The news at last: The Nastar Nationals will be at Colorado resort Winter Park, March 22-25.

There’s always a large group from Utah who attend this event. Racers can’t just go; they must qualify by being within the top three of their age division at any of the 130 resorts that host Nastar. In Utah, that includes Deer Valley, Park City and Snowbasin. It’s the largest ski race in the world, with nearly 2,000 racers every year. They come from all over the world, with competitors as young as 4 and as old as 90.

Winter Park has hosted the nationals twice, and participants raved. Last season, WP also hosted the U.S. Alpine National Championships. Terrain and snow quality at the resort match anything to be found in Utah, plus hotels and condos line the lower trails, giving visitors a convenient ski-in, ski-out—or snowboard in-out—experience. It’s great to get into your racing suit, put on your bib and glide down to the lift—or, at the end of the day, ride down to your room.

But if you intend to qualify, you’d better be in shape. Bill Skinner, head coach of the Park City Masters team and U.S. Ski & Snowboard Association Masters coordinator, has some tips. But remember, race training, even on the Nastar level, is more intense than the conditioning needed for more casual snowriding.

For racers, Skinner advises, “The first thing you should do is spend 20 minutes on the exercise bike, or ride 20 minutes to wherever you’re going to work out. If you’re going to challenge yourself on a race course, you want to be able to handle it and to be in good physical condition to avoid injuries.”

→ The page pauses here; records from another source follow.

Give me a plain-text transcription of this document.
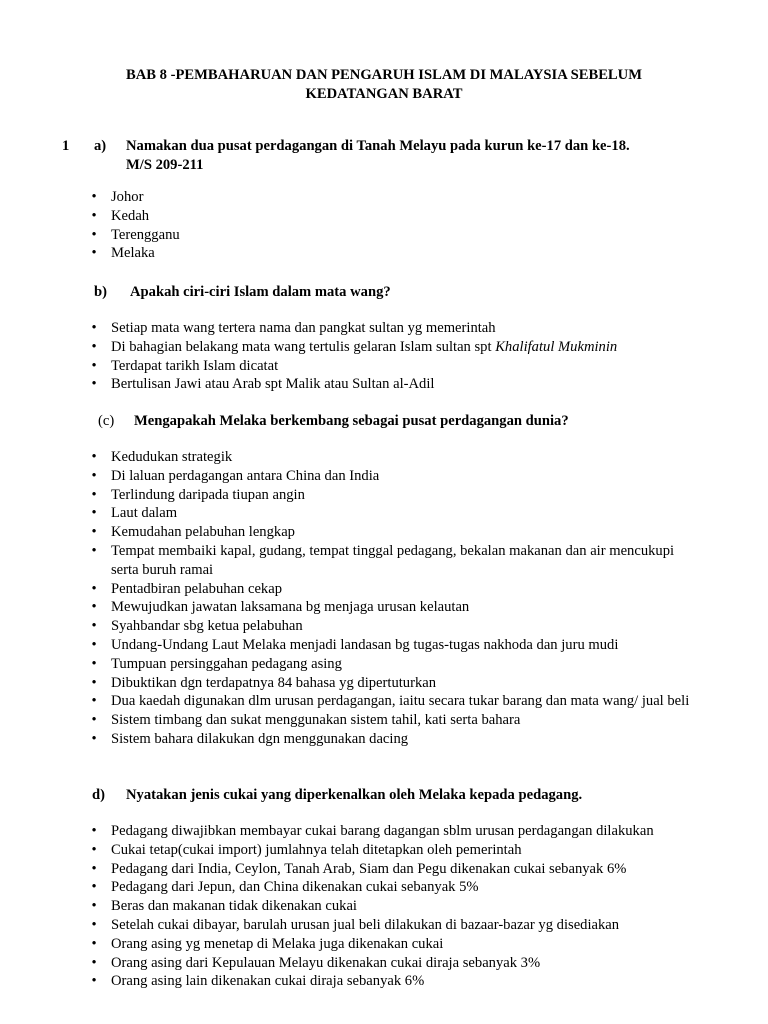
BAB 8 -PEMBAHARUAN DAN PENGARUH ISLAM DI MALAYSIA SEBELUM
KEDATANGAN BARAT
1 a) Namakan dua pusat perdagangan di Tanah Melayu pada kurun ke-17 dan ke-18.
M/S 209-211
• Johor
• Kedah
• Terengganu
• Melaka
b) Apakah ciri-ciri Islam dalam mata wang?
• Setiap mata wang tertera nama dan pangkat sultan yg memerintah
• Di bahagian belakang mata wang tertulis gelaran Islam sultan spt Khalifatul Mukminin
• Terdapat tarikh Islam dicatat
• Bertulisan Jawi atau Arab spt Malik atau Sultan al-Adil
(c) Mengapakah Melaka berkembang sebagai pusat perdagangan dunia?
• Kedudukan strategik
• Di laluan perdagangan antara China dan India
• Terlindung daripada tiupan angin
• Laut dalam
• Kemudahan pelabuhan lengkap
• Tempat membaiki kapal, gudang, tempat tinggal pedagang, bekalan makanan dan air mencukupi serta buruh ramai
• Pentadbiran pelabuhan cekap
• Mewujudkan jawatan laksamana bg menjaga urusan kelautan
• Syahbandar sbg ketua pelabuhan
• Undang-Undang Laut Melaka menjadi landasan bg tugas-tugas nakhoda dan juru mudi
• Tumpuan persinggahan pedagang asing
• Dibuktikan dgn terdapatnya 84 bahasa yg dipertuturkan
• Dua kaedah digunakan dlm urusan perdagangan, iaitu secara tukar barang dan mata wang/ jual beli
• Sistem timbang dan sukat menggunakan sistem tahil, kati serta bahara
• Sistem bahara dilakukan dgn menggunakan dacing
d) Nyatakan jenis cukai yang diperkenalkan oleh Melaka kepada pedagang.
• Pedagang diwajibkan membayar cukai barang dagangan sblm urusan perdagangan dilakukan
• Cukai tetap(cukai import) jumlahnya telah ditetapkan oleh pemerintah
• Pedagang dari India, Ceylon, Tanah Arab, Siam dan Pegu dikenakan cukai sebanyak 6%
• Pedagang dari Jepun, dan China dikenakan cukai sebanyak 5%
• Beras dan makanan tidak dikenakan cukai
• Setelah cukai dibayar, barulah urusan jual beli dilakukan di bazaar-bazar yg disediakan
• Orang asing yg menetap di Melaka juga dikenakan cukai
• Orang asing dari Kepulauan Melayu dikenakan cukai diraja sebanyak 3%
• Orang asing lain dikenakan cukai diraja sebanyak 6%
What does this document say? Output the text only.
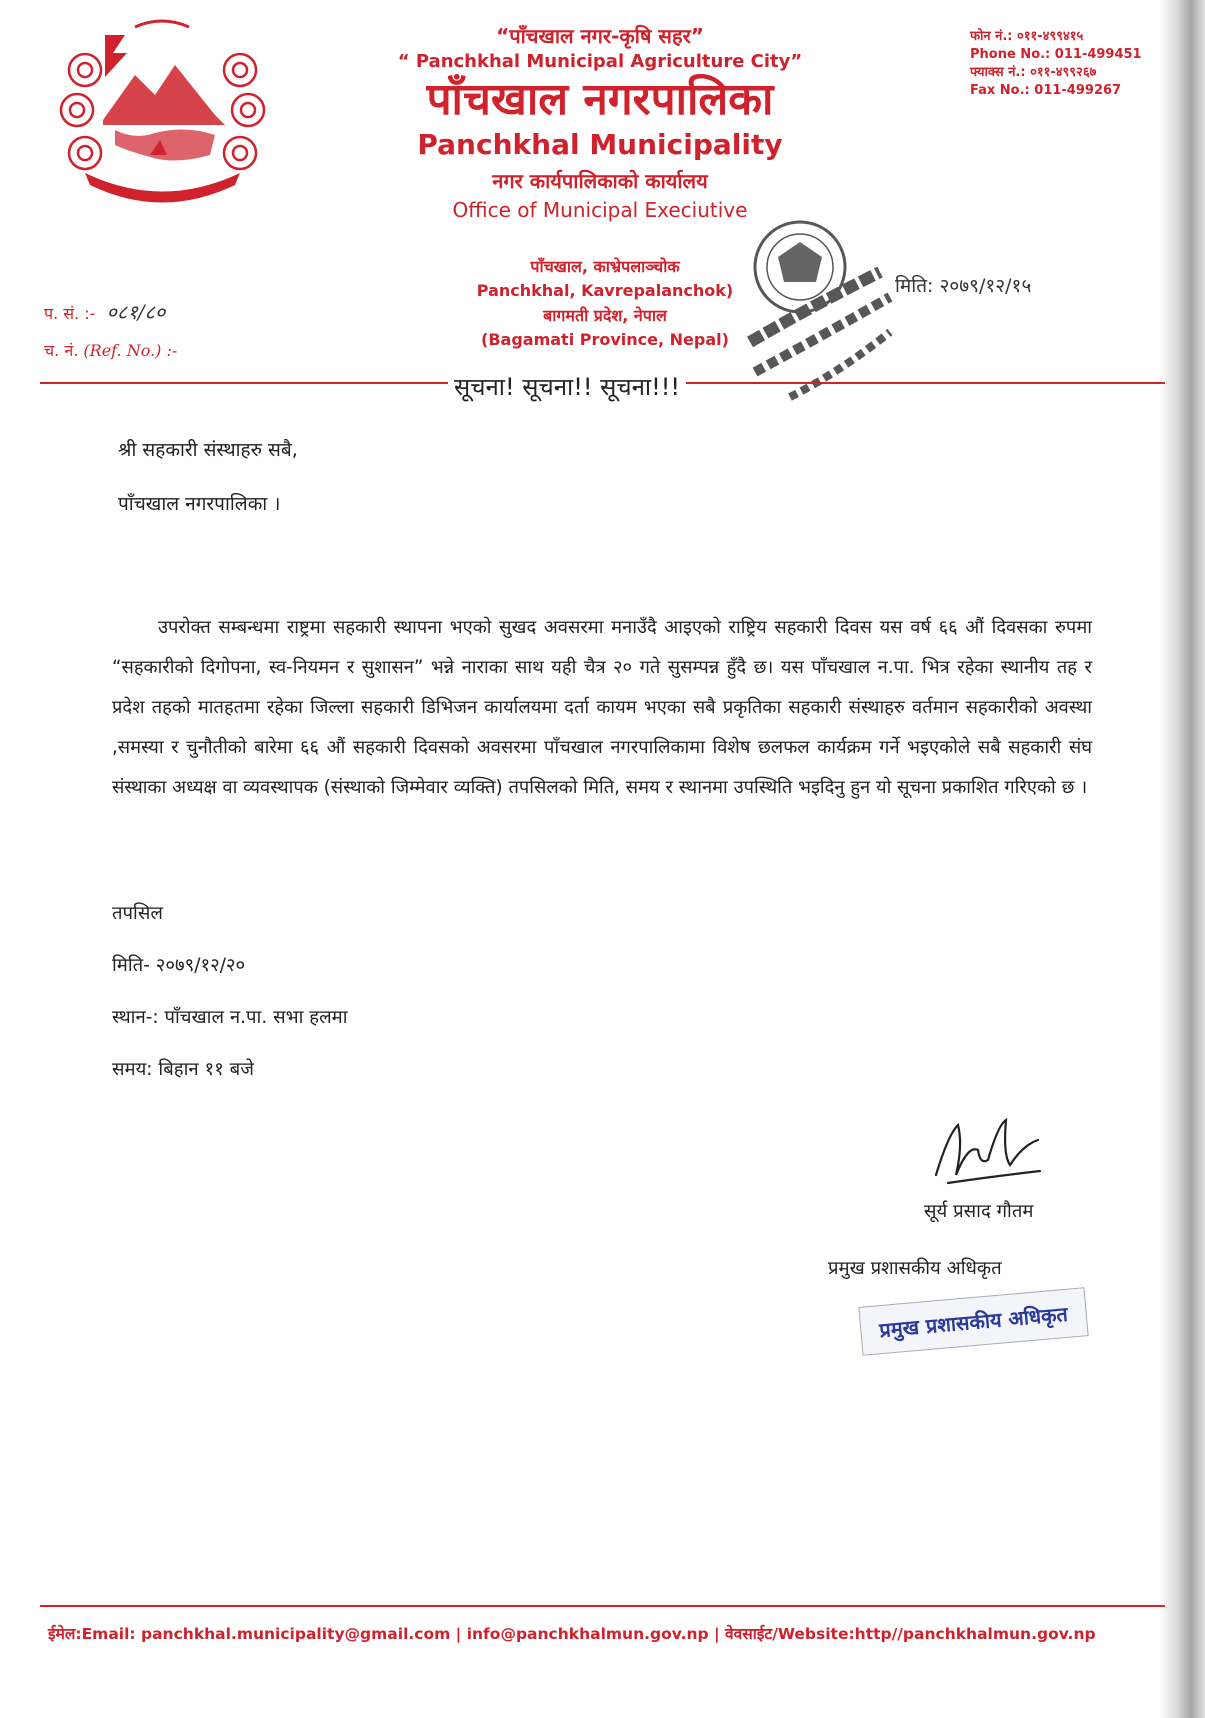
“पाँचखाल नगर-कृषि सहर”
“ Panchkhal Municipal Agriculture City”
पाँचखाल नगरपालिका
Panchkhal Municipality
नगर कार्यपालिकाको कार्यालय
Office of Municipal Execiutive
पाँचखाल, काभ्रेपलाञ्चोक
Panchkhal, Kavrepalanchok)
बागमती प्रदेश, नेपाल
(Bagamati Province, Nepal)
फोन नं.: ०११-४९९४१५
Phone No.: 011-499451
फ्याक्स नं.: ०११-४९९२६७
Fax No.: 011-499267
प. सं. :- ०८१/८०
च. नं. (Ref. No.) :-
मिति: २०७९/१२/१५
सूचना! सूचना!! सूचना!!!
श्री सहकारी संस्थाहरु सबै,
पाँचखाल नगरपालिका ।
उपरोक्त सम्बन्धमा राष्ट्रमा सहकारी स्थापना भएको सुखद अवसरमा मनाउँदै आइएको राष्ट्रिय सहकारी दिवस यस वर्ष ६६ औं दिवसका रुपमा “सहकारीको दिगोपना, स्व-नियमन र सुशासन” भन्ने नाराका साथ यही चैत्र २० गते सुसम्पन्न हुँदै छ। यस पाँचखाल न.पा. भित्र रहेका स्थानीय तह र प्रदेश तहको मातहतमा रहेका जिल्ला सहकारी डिभिजन कार्यालयमा दर्ता कायम भएका सबै प्रकृतिका सहकारी संस्थाहरु वर्तमान सहकारीको अवस्था ,समस्या र चुनौतीको बारेमा ६६ औं सहकारी दिवसको अवसरमा पाँचखाल नगरपालिकामा विशेष छलफल कार्यक्रम गर्ने भइएकोले सबै सहकारी संघ संस्थाका अध्यक्ष वा व्यवस्थापक (संस्थाको जिम्मेवार व्यक्ति) तपसिलको मिति, समय र स्थानमा उपस्थिति भइदिनु हुन यो सूचना प्रकाशित गरिएको छ ।
तपसिल
मिति- २०७९/१२/२०
स्थान-: पाँचखाल न.पा. सभा हलमा
समय: बिहान ११ बजे
सूर्य प्रसाद गौतम
प्रमुख प्रशासकीय अधिकृत
प्रमुख प्रशासकीय अधिकृत
ईमेल:Email: panchkhal.municipality@gmail.com | info@panchkhalmun.gov.np | वेवसाईट/Website:http//panchkhalmun.gov.np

Many racers think it’s all about leg strength, but legs are almost secondary. “When you make recoveries while skiing or racing, it takes core muscles,” Skinner says. "Core strength is key to getting forward and recovering if you’re off balance. You don’t use your legs for that; you use your stomach muscles, you use your back muscles. The best thing to do is some kind of core training.”

He keeps it simple, mainly doing crunches and situps. If you don’t have access to a gym, you can do these on an exercise ball and even work your important spinal erectors by placing the ball under your hips and thighs, bending your head down to the floor and raising up so your back is straight. Twist your torso from side to side to work your obliques. Those are core side muscles used to make accurate turns on snow. 

But Skinner, a Masters champion, also works his upper body. “I do upper body, arm and shoulder machines for upper-body strength—not mass—using a larger number of reps rather than a larger weight. I work triceps for starts and pole plants. You want well-coordinated body strength. You’re moving in all directions on a race course; it’s a very dynamic sport.” He also advises working hamstrings, which many racers don’t do enough, despite the fact that hamstrings protect your knees while you’re skiing or snowboarding.

Skinner’s favorite exercise for well-rounded strength is a killer, but it will get you in shape fast. He says, “I take a barbell—just one bar with weight on it—squat down, then stand up, then pull the bar up to chest level, bend over at the waist, lower the bar with arms straight, then pull it back up to chest level. Then squat down and lay the bar down. Do three sets of five. It builds total body strength and simulates the different ranges of motion used when racing. Then I cool down with another 20 minutes on the bike.”

It’s not an all-day affair. Skinner says he spends about an hour and a half in the gym. Use his tips to start training now, and qualifying for Nastar will be easy.